オンセミ(onsemi)は、ピクセルサイズを現行製品よりも小さくしてコストを抑えながらイメージセンサーの解像度を向上させる。ピクセルサイズを大きくしないことによって発生するトレードオフを補う技術もそろえ、競争力を高める。
車載イメージセンサーは、ADAS(先進運転支援システム)や自動運転システムが夜間や暗い場所でも明るい画像を得られるよう、光を多く取り込むためにピクセルサイズを大きくしてきた。しかし、今後車載カメラに求められる性能を実現していく上で、ピクセルサイズが大きいままでは解像度の向上とコスト低減の両立は難しくなる。
オンセミ(onsemi)は、ピクセルサイズを現行製品よりも小さくしてコストを抑えながらイメージセンサーの解像度を向上させる。ピクセルサイズを大きくしないことによって発生するトレードオフを補う技術もそろえ、競争力を高める。
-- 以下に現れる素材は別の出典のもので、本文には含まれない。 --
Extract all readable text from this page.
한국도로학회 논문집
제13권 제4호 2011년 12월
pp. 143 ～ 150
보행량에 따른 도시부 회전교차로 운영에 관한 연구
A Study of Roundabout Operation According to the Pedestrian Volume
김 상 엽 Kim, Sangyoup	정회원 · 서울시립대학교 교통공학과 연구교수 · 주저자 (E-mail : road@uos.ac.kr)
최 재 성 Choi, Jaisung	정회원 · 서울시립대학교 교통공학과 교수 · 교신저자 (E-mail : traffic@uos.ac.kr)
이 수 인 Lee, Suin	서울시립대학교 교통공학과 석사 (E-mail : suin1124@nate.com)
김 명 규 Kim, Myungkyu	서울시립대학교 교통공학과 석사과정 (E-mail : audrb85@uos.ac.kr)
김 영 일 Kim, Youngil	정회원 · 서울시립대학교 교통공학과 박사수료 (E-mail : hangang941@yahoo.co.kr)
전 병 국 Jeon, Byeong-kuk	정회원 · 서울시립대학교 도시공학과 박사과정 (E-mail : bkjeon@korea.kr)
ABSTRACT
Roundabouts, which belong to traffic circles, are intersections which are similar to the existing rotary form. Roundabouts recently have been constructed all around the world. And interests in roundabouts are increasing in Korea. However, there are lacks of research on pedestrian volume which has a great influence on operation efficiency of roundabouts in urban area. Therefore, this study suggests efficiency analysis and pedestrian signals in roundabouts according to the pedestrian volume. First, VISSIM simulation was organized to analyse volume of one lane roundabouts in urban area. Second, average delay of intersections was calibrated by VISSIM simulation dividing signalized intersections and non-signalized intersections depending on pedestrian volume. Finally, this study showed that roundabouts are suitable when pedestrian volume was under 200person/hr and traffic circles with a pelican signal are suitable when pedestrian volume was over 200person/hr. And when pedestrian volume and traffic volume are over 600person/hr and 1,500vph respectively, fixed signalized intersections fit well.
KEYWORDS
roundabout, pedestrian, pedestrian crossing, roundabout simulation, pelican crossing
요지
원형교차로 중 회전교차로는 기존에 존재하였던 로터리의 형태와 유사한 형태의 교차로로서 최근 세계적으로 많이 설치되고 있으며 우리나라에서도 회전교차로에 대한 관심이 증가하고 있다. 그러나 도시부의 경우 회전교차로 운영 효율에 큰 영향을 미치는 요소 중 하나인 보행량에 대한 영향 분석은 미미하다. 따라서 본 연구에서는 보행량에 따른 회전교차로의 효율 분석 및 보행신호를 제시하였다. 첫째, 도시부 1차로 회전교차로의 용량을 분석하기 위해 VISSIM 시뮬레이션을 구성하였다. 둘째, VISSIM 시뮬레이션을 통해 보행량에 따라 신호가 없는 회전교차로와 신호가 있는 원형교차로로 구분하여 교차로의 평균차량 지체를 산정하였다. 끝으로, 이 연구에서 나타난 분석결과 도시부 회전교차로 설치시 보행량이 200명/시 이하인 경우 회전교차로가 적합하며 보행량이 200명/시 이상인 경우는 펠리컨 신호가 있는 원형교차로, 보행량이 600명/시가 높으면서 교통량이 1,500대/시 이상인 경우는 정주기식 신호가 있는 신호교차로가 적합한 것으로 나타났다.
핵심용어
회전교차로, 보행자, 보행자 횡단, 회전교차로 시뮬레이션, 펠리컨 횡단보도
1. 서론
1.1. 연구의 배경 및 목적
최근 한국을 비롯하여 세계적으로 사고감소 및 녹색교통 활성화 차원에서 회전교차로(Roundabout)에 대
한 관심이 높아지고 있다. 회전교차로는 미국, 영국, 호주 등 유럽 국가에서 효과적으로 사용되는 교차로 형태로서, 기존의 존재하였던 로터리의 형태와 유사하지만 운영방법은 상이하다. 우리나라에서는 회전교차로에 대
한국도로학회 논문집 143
車載カメラは現在100万〜200万画素が主流だが、高度なADASや自動運転システムはもちろん、NCAP(新車アセスメント)での自転車検知のシナリオに対応する上でも解像度が不足する。例えば、200万画素のカメラで45m先の自転車に乗った子どもを撮影した場合、縦15ピクセル程度の画像となり、「時速60kmで走行中に停止もしくは徐行しているサイクリストを検知して自動ブレーキで停止する」という機能の実現が難しくなる。路面状況や天候など条件がさまざまであることを考えると、さらなる解像度が必須となる。
そのため、前方監視用のカメラは高速道路のみの自動運転システムであっても800万画素、無人運転となるレベル4以上の自動運転では1200万画素以上が必要になるという。前方以外を監視するカメラであっても、現状の100万〜200万画素から300万〜800万画素に高解像度化する必要がある。
オンセミが量産している最新の車載イメージセンサー「AR0820」は830万画素を達成、400m先の車両も認識できる性能だ。中国のAutoXは、ドライバーレスのロボットタクシーでAR0820を採用、車両1台にAR0820を28個使用する。
AR0820のピクセルサイズは2.1μmとなっており、ピクセルサイズが4.2μmの従来製品と比べると低照度での環境は不利になる。実際の画像で比較しても暗く映ってしまう。これに対し、オンセミは独自の「画素加算モード」によって明るさを補う。
これにより、ピクセルサイズが4.2μmで170万画素の従来製品と比べると、10ルクスの環境下では従来製品と同等以上の明るさと、従来製品を上回る高画質を確保できる。さらに暗い1.4ルクスの場合も従来製品以上の高画質と明るさを両立する。